Newsletter for April 18

Survey shows students report religious discrimination; history prof writes sci-fi novel; new economics faculty

By Pete Grieve and Sophie Downes

Good morning. It’s fourth week.
Incident report at Harper Cafe: “Theft of currency from cash register – estimated to be approximately $5,000 – reported to have occurred over an extended period of time.” (Reported April 14)
Campus climate: More results from last year’s survey have been released, and the results show that Jewish and Muslim members of the University community report high levels of discrimination and harassment. The Director of Spiritual Life told us that they often hear about these issues from members of the Muslim and Jewish communities.
Very UChicago: History professor Ada Palmer’s debut science fiction novel Too Like the Lightning is receiving critical acclaim, so we interviewed her: “I was inspired by reading pre-modern science fiction, which I do as a historian. … So I wanted to write science fiction that used the amazingly sophisticated vocabulary of modern science fiction, all the great developments we've had in terms of thinking about AI and flying cars but to ask questions like Voltaire would.”
New admissions application: UChicago was one of more than 90 schools to accept the Coalition Application—an alternative to the Common App—for the first time this application cycle. The University of Chicago isn’t releasing its admissions data until the fall, but a Yale Daily News story may allow for some extrapolation about the pilot program:

  • 317 of Yale’s 32,891 applicants applied through the Coalition Application.
  • A third of Coalition applicants were from Florida (the University of Florida chose only to accept the Coalition Application).
  • 46 percent of Coalition applicants applied with a fee waiver, compared to 31 percent of all applicants.

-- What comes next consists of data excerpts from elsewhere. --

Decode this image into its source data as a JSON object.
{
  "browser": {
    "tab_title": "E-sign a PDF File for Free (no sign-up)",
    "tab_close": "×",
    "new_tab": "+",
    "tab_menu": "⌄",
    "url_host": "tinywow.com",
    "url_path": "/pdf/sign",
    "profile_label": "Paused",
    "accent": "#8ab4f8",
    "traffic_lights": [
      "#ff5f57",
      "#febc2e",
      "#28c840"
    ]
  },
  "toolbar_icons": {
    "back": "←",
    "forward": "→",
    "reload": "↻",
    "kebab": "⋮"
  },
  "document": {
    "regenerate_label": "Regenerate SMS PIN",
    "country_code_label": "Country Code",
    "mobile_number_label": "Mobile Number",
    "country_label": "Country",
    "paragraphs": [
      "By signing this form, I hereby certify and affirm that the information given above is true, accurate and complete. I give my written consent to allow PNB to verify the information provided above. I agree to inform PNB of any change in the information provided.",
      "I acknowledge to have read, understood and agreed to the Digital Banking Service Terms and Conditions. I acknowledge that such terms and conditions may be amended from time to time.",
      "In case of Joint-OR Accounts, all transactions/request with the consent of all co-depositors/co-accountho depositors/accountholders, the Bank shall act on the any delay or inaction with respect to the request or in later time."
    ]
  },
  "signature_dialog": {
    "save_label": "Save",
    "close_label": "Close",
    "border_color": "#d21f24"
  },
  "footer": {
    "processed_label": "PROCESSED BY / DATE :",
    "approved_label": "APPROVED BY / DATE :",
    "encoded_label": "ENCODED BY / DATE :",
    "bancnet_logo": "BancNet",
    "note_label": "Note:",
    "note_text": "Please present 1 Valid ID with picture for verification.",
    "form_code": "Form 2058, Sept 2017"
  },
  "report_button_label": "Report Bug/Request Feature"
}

A valiant effort: An applicant spoofed The Clash’s “Should I Stay or Should I Go” to try to get off the waitlist…
Update: The Seminary Co-Op held a town hall meeting for members and shareholders Thursday. The meeting to discuss turning the store into a nonprofit—with voting open only to shareholders—will be held in December.
Innovation Fund finalists: The UChicago Innovation Fund selected the five startups that will move on to the final round of judging in May. Among the projects seeking funding: new cancer treatment devices, drugs to prevent food allergies, and technology for improving disease diagnoses.
Congratulations: Two faculty members in the humanities, Leah Feldman and Justin Steinberg, earned fellowships from the American Council of Learned Societies.
WSJ → NYT: Op-ed columnist Bret Stephens (A.B. ’95) is leaving The Wall Street Journal for The New York Times. The addition of Stephens means that two of the three conservative columnists at The Times will be alums of the College—the other is David Brooks (A.B. ’83).
Rebecca Julie writes in:
UT/TAPS's New Work Week is a two-weekend debut of student works. Hamilton debuted in a similar reading festival—could the next Broadway hit have graced Logan this weekend?
In addition to being an award-winning a cappella group, UChicago's Voices in Your Head is more a family than anything else (albeit one that has performed in the White House).
It's a busy week for arts on campus: from film screenings and orchestral performance to roundtable discussions and an opera about Walt Disney, there's something for everyone. See what’s happening in this week’s Exhibit [A]rts.
Cole Martin writes in: 

Counterpoint on D.C. statehood: After columnist Fred Kardos argued that statehood for D.C. is politically infeasible and thus not worth pursuing, former Maroon deputy editor-in-chief Sarah Manhardt writes in to argue that D.C. must fight for political representation now rather than later.

Letter to the Editor: Contributor Rajiv Hurhangee describes the newly revealed horrors of Chechnya's gay concentration camps and provides a helpful toolkit for what the campus community can do to help.
Cavell Means writes in:
Major League Baseball: The Cubs and White Sox opened their seasons with similar records but with completely different outlooks and expectations for the season.

Men’s Tennis: The Maroons faced turbulent weather over the weekend while facing rival Wash U.

Softball: The team went a neutral 1–1 in a doubleheader against North Central this weekend.
The Uncommon Fund sponsored a project to buy T-shirts for varsity athletes supporting the “It’s On Us” campaign to combat sexual violence. Athletes wore their shirts around campus yesterday for the campaign’s “Student-Athlete National Day of Action.”